A smart temperature stimuli-driven multiplex photoelectrochemical (PEC) assay was constructed for antibiotic resistance genes (ARGs) detection, where the stimuli-responsive gatekeeping by regulating the alternative release of "cargo" allowed for the simultaneous detection of multiple tetracycline resistance gene, using tetA (TDNA1) and tetC (TDNA2) as the model. Dual temperature-responsive nanoassemblies were embedded in the PEC bioassay as signal DNA tages: one thermoresponsive polymer (poly(N-isopropylacrylamide), PNIPAM)-capped mesoporous silica nanoparticles (MSN) with loading the "cargo" of HgO nanoparticles as signal DNA1 tags (SDNA1-PNIPAM@MSN@HgONPs) and the other antimony tartrate (SbT)-anchored silica nanospheres as signal DNA2 tags (SDNA2-SbT@SiO2NSs).
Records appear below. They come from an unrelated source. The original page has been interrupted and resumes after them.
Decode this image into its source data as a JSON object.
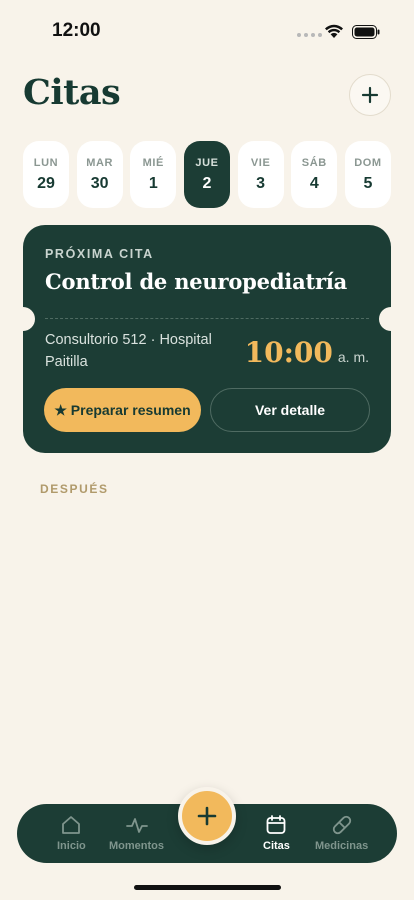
{
  "status_bar": {
    "time": "12:00"
  },
  "header": {
    "title": "Citas",
    "add_icon": "plus-icon"
  },
  "week": [
    {
      "dow": "LUN",
      "day": "29",
      "active": false
    },
    {
      "dow": "MAR",
      "day": "30",
      "active": false
    },
    {
      "dow": "MIÉ",
      "day": "1",
      "active": false
    },
    {
      "dow": "JUE",
      "day": "2",
      "active": true
    },
    {
      "dow": "VIE",
      "day": "3",
      "active": false
    },
    {
      "dow": "SÁB",
      "day": "4",
      "active": false
    },
    {
      "dow": "DOM",
      "day": "5",
      "active": false
    }
  ],
  "next_appointment": {
    "kicker": "PRÓXIMA CITA",
    "title": "Control de neuropediatría",
    "location": "Consultorio 512 · Hospital Paitilla",
    "time": "10:00",
    "ampm": "a. m.",
    "primary_label": "★ Preparar resumen",
    "secondary_label": "Ver detalle"
  },
  "section_later": "DESPUÉS",
  "tabs": [
    {
      "label": "Inicio",
      "icon": "home-icon",
      "active": false
    },
    {
      "label": "Momentos",
      "icon": "activity-icon",
      "active": false
    },
    {
      "label": "Citas",
      "icon": "calendar-icon",
      "active": true
    },
    {
      "label": "Medicinas",
      "icon": "pill-icon",
      "active": false
    }
  ],
  "colors": {
    "background": "#f8f3ea",
    "primary_dark": "#1c3d35",
    "accent": "#f2b95c",
    "muted_label": "#b09a6b"
  }
}
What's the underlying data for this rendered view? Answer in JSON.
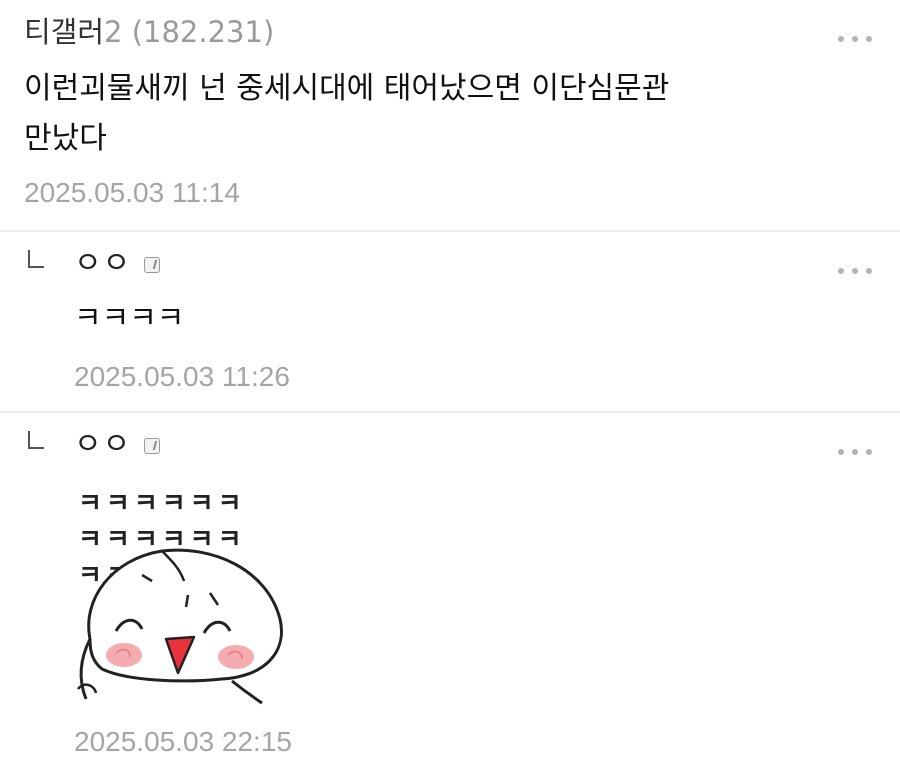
{
  "comments": [
    {
      "author": "티갤러",
      "author_num": "2",
      "ip": "(182.231)",
      "text_line1": "이런괴물새끼 넌 중세시대에 태어났으면 이단심문관",
      "text_line2": "만났다",
      "time": "2025.05.03 11:14"
    },
    {
      "author": "ㅇㅇ",
      "text": "ㅋㅋㅋㅋ",
      "time": "2025.05.03 11:26"
    },
    {
      "author": "ㅇㅇ",
      "sticker_rows": [
        "ㅋㅋㅋㅋㅋㅋ",
        "ㅋㅋㅋㅋㅋㅋ",
        "ㅋㅋ   ㅋㅋ"
      ],
      "time": "2025.05.03 22:15"
    }
  ],
  "icons": {
    "more": "more-options-icon",
    "reply": "reply-arrow-icon",
    "fixed_nick": "fixed-nickname-badge-icon"
  },
  "colors": {
    "text": "#111111",
    "meta": "#a5a5a5",
    "divider": "#ececec",
    "sticker_cheek": "#f4a3a8",
    "sticker_mouth": "#e8323c"
  }
}
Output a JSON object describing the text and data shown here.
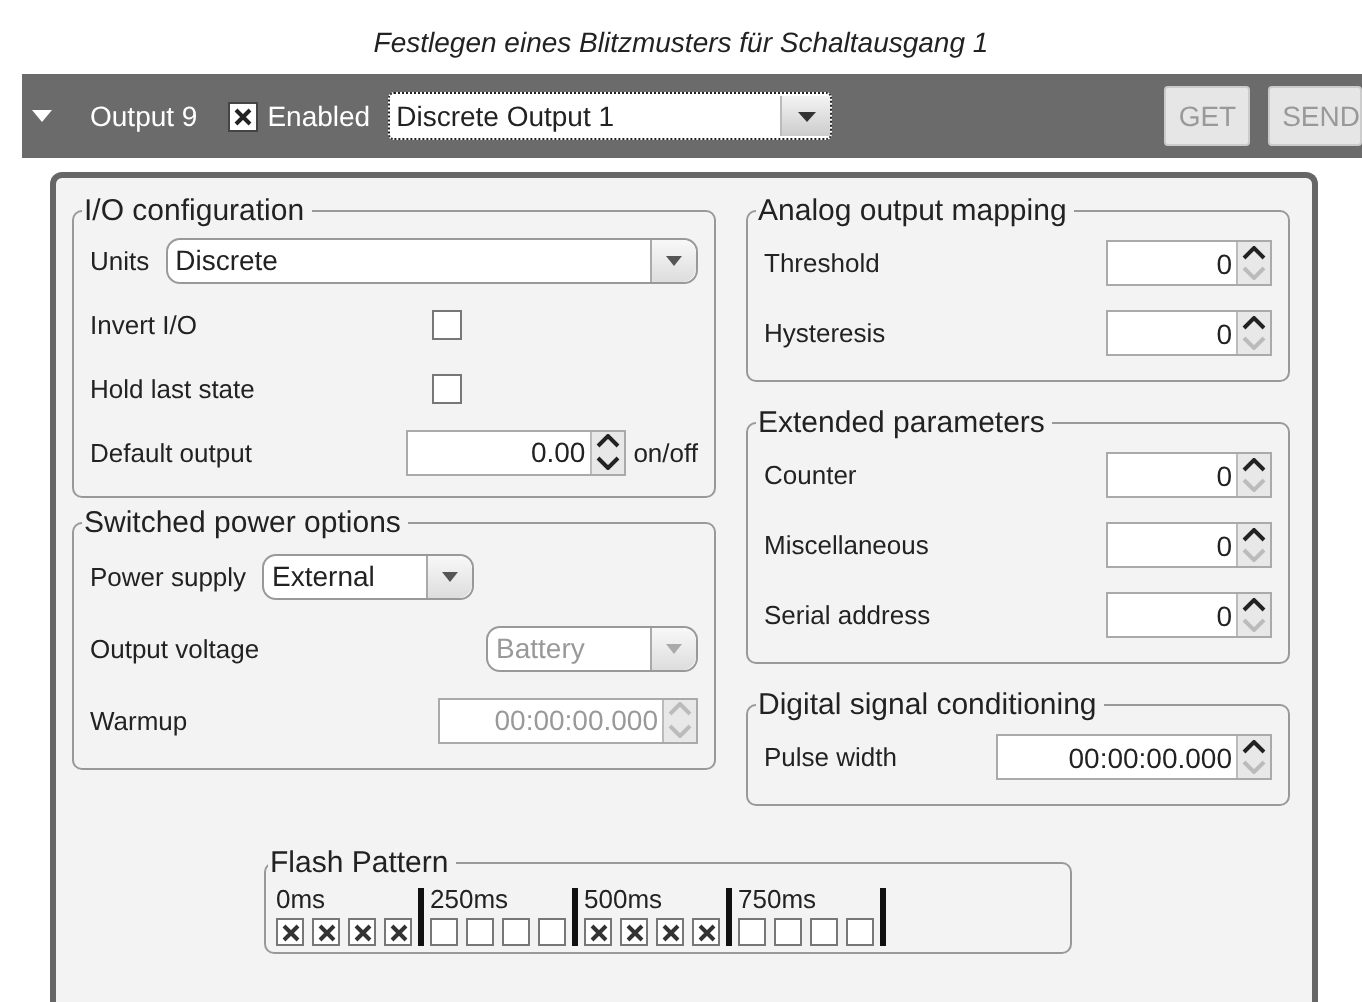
{
  "caption": "Festlegen eines Blitzmusters für Schaltausgang 1",
  "header": {
    "output_label": "Output 9",
    "enabled": {
      "label": "Enabled",
      "checked": true
    },
    "channel_select": "Discrete Output 1",
    "buttons": [
      {
        "label": "GET",
        "disabled": true
      },
      {
        "label": "SEND",
        "disabled": true
      }
    ]
  },
  "left_groups": [
    {
      "title": "I/O configuration",
      "rows": [
        {
          "kind": "dropdown",
          "label": "Units",
          "value": "Discrete",
          "wide": true,
          "disabled": false
        },
        {
          "kind": "checkbox",
          "label": "Invert I/O",
          "checked": false
        },
        {
          "kind": "checkbox",
          "label": "Hold last state",
          "checked": false
        },
        {
          "kind": "spinner",
          "label": "Default output",
          "value": "0.00",
          "unit": "on/off",
          "disabled": false,
          "at_minimum": false
        }
      ]
    },
    {
      "title": "Switched power options",
      "rows": [
        {
          "kind": "dropdown",
          "label": "Power supply",
          "value": "External",
          "wide": false,
          "disabled": false
        },
        {
          "kind": "dropdown",
          "label": "Output voltage",
          "value": "Battery",
          "wide": false,
          "disabled": true
        },
        {
          "kind": "spinner",
          "label": "Warmup",
          "value": "00:00:00.000",
          "disabled": true
        }
      ]
    }
  ],
  "right_groups": [
    {
      "title": "Analog output mapping",
      "rows": [
        {
          "kind": "spinner",
          "label": "Threshold",
          "value": "0",
          "disabled": false,
          "at_minimum": true
        },
        {
          "kind": "spinner",
          "label": "Hysteresis",
          "value": "0",
          "disabled": false,
          "at_minimum": true
        }
      ]
    },
    {
      "title": "Extended parameters",
      "rows": [
        {
          "kind": "spinner",
          "label": "Counter",
          "value": "0",
          "disabled": false,
          "at_minimum": true
        },
        {
          "kind": "spinner",
          "label": "Miscellaneous",
          "value": "0",
          "disabled": false,
          "at_minimum": true
        },
        {
          "kind": "spinner",
          "label": "Serial address",
          "value": "0",
          "disabled": false,
          "at_minimum": true
        }
      ]
    },
    {
      "title": "Digital signal conditioning",
      "rows": [
        {
          "kind": "spinner",
          "label": "Pulse width",
          "value": "00:00:00.000",
          "disabled": false,
          "at_minimum": true
        }
      ]
    }
  ],
  "flash_pattern": {
    "title": "Flash Pattern",
    "segments": [
      {
        "label": "0ms",
        "steps": [
          true,
          true,
          true,
          true
        ]
      },
      {
        "label": "250ms",
        "steps": [
          false,
          false,
          false,
          false
        ]
      },
      {
        "label": "500ms",
        "steps": [
          true,
          true,
          true,
          true
        ]
      },
      {
        "label": "750ms",
        "steps": [
          false,
          false,
          false,
          false
        ]
      }
    ]
  }
}
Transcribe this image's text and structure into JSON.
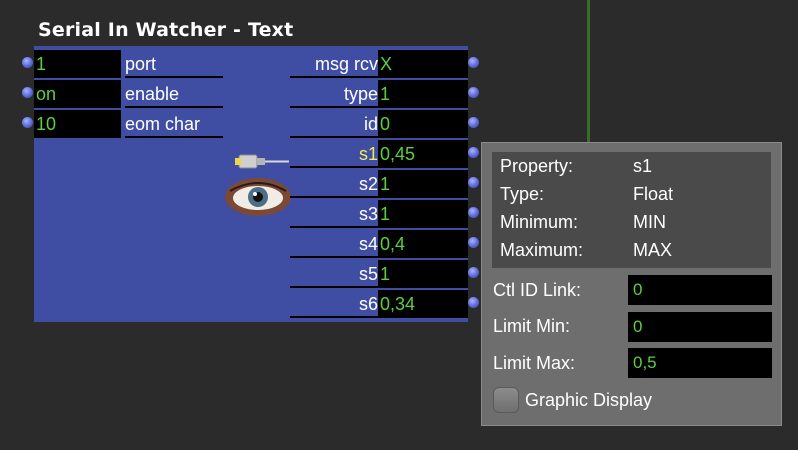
{
  "actor": {
    "title": "Serial In Watcher - Text",
    "inputs": [
      {
        "value": "1",
        "label": "port"
      },
      {
        "value": "on",
        "label": "enable"
      },
      {
        "value": "10",
        "label": "eom char"
      }
    ],
    "outputs": [
      {
        "label": "msg rcv",
        "value": "X"
      },
      {
        "label": "type",
        "value": "1"
      },
      {
        "label": "id",
        "value": "0"
      },
      {
        "label": "s1",
        "value": "0,45"
      },
      {
        "label": "s2",
        "value": "1"
      },
      {
        "label": "s3",
        "value": "1"
      },
      {
        "label": "s4",
        "value": "0,4"
      },
      {
        "label": "s5",
        "value": "1"
      },
      {
        "label": "s6",
        "value": "0,34"
      }
    ],
    "icons": [
      "serial-plug-icon",
      "eye-icon"
    ],
    "colors": {
      "body": "#3f4ea3",
      "value_text": "#5bcf3f",
      "highlight_label": "#f0ea57"
    }
  },
  "property_panel": {
    "info": [
      {
        "key": "Property:",
        "value": "s1"
      },
      {
        "key": "Type:",
        "value": "Float"
      },
      {
        "key": "Minimum:",
        "value": "MIN"
      },
      {
        "key": "Maximum:",
        "value": "MAX"
      }
    ],
    "fields": [
      {
        "label": "Ctl ID Link:",
        "value": "0"
      },
      {
        "label": "Limit Min:",
        "value": "0"
      },
      {
        "label": "Limit Max:",
        "value": "0,5"
      }
    ],
    "checkbox_label": "Graphic Display"
  }
}
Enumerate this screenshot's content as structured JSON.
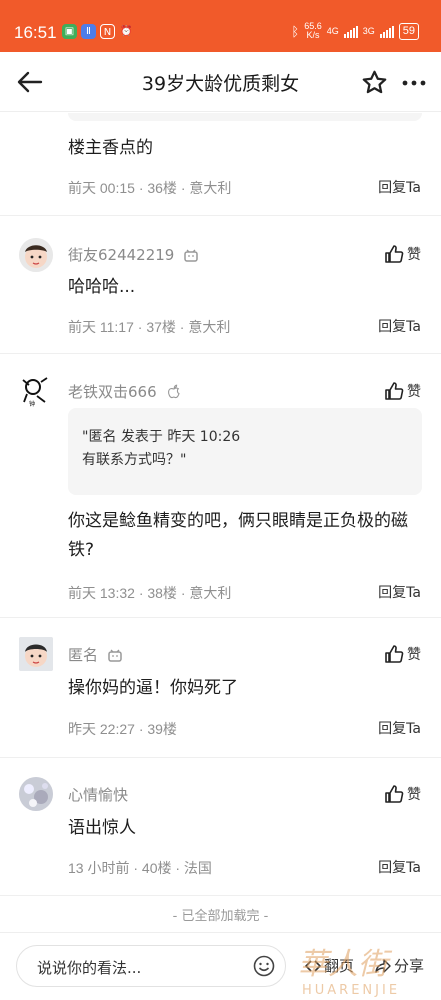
{
  "status_bar": {
    "time": "16:51",
    "speed_value": "65.6",
    "speed_unit": "K/s",
    "network_1": "4G",
    "network_2": "3G",
    "battery": "59"
  },
  "header": {
    "title": "39岁大龄优质剩女"
  },
  "comments": [
    {
      "text": "楼主香点的",
      "meta": "前天 00:15 · 36楼 · 意大利",
      "reply_label": "回复Ta"
    },
    {
      "username": "街友62442219",
      "like_label": "赞",
      "text": "哈哈哈...",
      "meta": "前天 11:17 · 37楼 · 意大利",
      "reply_label": "回复Ta"
    },
    {
      "username": "老铁双击666",
      "like_label": "赞",
      "quote_line1": "\"匿名 发表于 昨天 10:26",
      "quote_line2": "有联系方式吗？\"",
      "text": "你这是鲶鱼精变的吧，俩只眼睛是正负极的磁铁?",
      "meta": "前天 13:32 · 38楼 · 意大利",
      "reply_label": "回复Ta"
    },
    {
      "username": "匿名",
      "like_label": "赞",
      "text": "操你妈的逼！你妈死了",
      "meta": "昨天 22:27 · 39楼",
      "reply_label": "回复Ta"
    },
    {
      "username": "心情愉快",
      "like_label": "赞",
      "text": "语出惊人",
      "meta": "13 小时前 · 40楼 · 法国",
      "reply_label": "回复Ta"
    }
  ],
  "footer": {
    "loaded_all": "- 已全部加载完 -",
    "input_placeholder": "说说你的看法...",
    "page_label": "翻页",
    "share_label": "分享",
    "watermark": "華人街 HUARENJIE"
  },
  "colors": {
    "status_bar": "#f15a2a",
    "meta_text": "#8f8f8f"
  }
}
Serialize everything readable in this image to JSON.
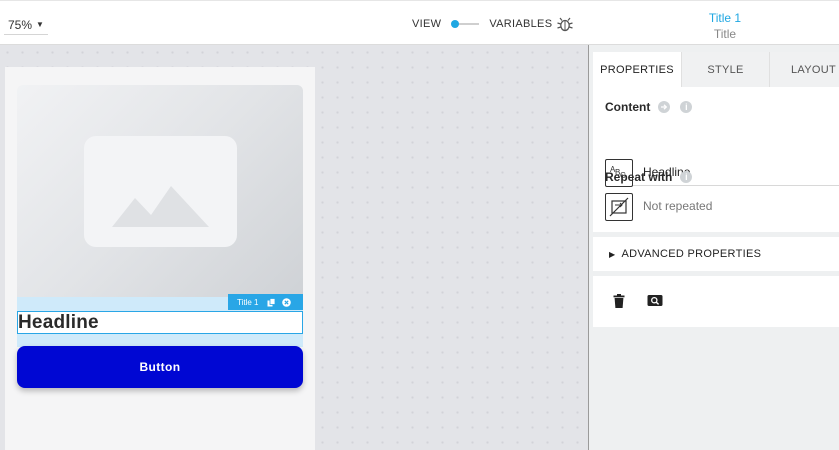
{
  "toolbar": {
    "zoom": "75%",
    "view_label": "VIEW",
    "variables_label": "VARIABLES",
    "page_title": "Title 1",
    "page_subtitle": "Title"
  },
  "canvas": {
    "selection_tag": "Title 1",
    "headline": "Headline",
    "button_label": "Button"
  },
  "panel": {
    "tabs": [
      {
        "label": "PROPERTIES"
      },
      {
        "label": "STYLE"
      },
      {
        "label": "LAYOUT"
      }
    ],
    "content_label": "Content",
    "content_value": "Headline",
    "repeat_label": "Repeat with",
    "repeat_value": "Not repeated",
    "advanced_label": "ADVANCED PROPERTIES"
  },
  "colors": {
    "accent": "#1fa7e2",
    "button": "#0007d3",
    "selection": "#29a6e6"
  },
  "icons": [
    "chevron-down-icon",
    "bug-icon",
    "copy-icon",
    "close-icon",
    "arrow-right-icon",
    "info-icon",
    "text-type-icon",
    "no-repeat-icon",
    "caret-right-icon",
    "trash-icon",
    "search-icon",
    "image-placeholder-icon"
  ]
}
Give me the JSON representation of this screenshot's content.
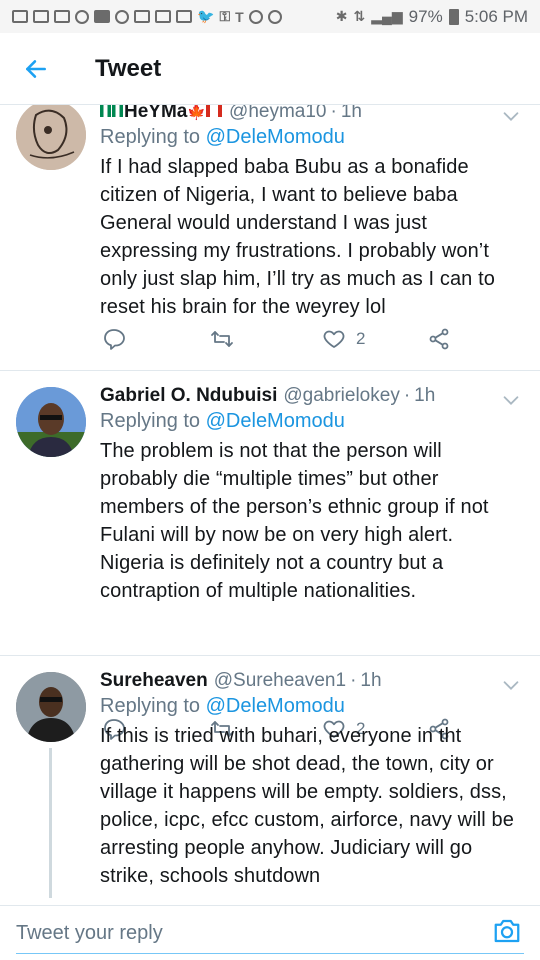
{
  "status_bar": {
    "battery": "97%",
    "time": "5:06 PM"
  },
  "header": {
    "title": "Tweet"
  },
  "tweets": [
    {
      "display_name": "HeYMa",
      "handle": "@heyma10",
      "time_ago": "1h",
      "replying_prefix": "Replying to",
      "replying_to": "@DeleMomodu",
      "text": "If I had slapped baba Bubu as a bonafide citizen of Nigeria, I want to believe baba General would understand I was just expressing my frustrations. I probably won’t only just slap him, I’ll try as much as I can to reset his brain for the weyrey lol",
      "likes": "2"
    },
    {
      "display_name": "Gabriel O. Ndubuisi",
      "handle": "@gabrielokey",
      "time_ago": "1h",
      "replying_prefix": "Replying to",
      "replying_to": "@DeleMomodu",
      "text": "The problem is not that the person will probably die “multiple times” but other members of the person’s ethnic group if not Fulani will by now be on very high alert. Nigeria is definitely not a country but a contraption of multiple nationalities.",
      "likes": "2"
    },
    {
      "display_name": "Sureheaven",
      "handle": "@Sureheaven1",
      "time_ago": "1h",
      "replying_prefix": "Replying to",
      "replying_to": "@DeleMomodu",
      "text": "If this is tried with buhari, everyone in tht gathering will be shot dead, the town, city or village it happens will be empty. soldiers, dss, police, icpc, efcc custom, airforce, navy will be arresting people anyhow. Judiciary will go strike, schools shutdown"
    }
  ],
  "reply_bar": {
    "placeholder": "Tweet your reply"
  },
  "colors": {
    "accent": "#1da1f2",
    "mention": "#1b95e0",
    "secondary_text": "#657786"
  }
}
At 20 °C, below the lower critical solution temperature (LCST) of PNIPAM, the "gatekeeper" PNIPAM in SDNA1-PNIPAM@MSN@HgONPs was in an ON state, igniting Hg2+ release through the pore of SiO2. While at above LCST (40 °C), it was in an OFF state. Likewise, the thermo-dependent dissociation of SbT endowed the grafted SDNA2 tags switching from the OFF (at 20 °C) to ON state (at 40 °C), igniting SbO+ release. The released Hg2+ and SbO+ triggered the amplified photocurrents due to the structure evolution of the photoactive layer into HgS/ZnS or Sb2S3/ZnS heterostructure, thus achieving sensitive detection of multiple ARGs: tetA, tetC, tetG, tetM, tetO, tetZ, tetX, and tetW. Combined with heat map analysis, rapid screening of the ARGs profiles in 12 samples could be realized. This bioassay is simple and accessible for multiple genes analysis with the detection limit down to 0.50 nM. And it was successfully applied for measuring tetracycline ARGs in real sludge samples.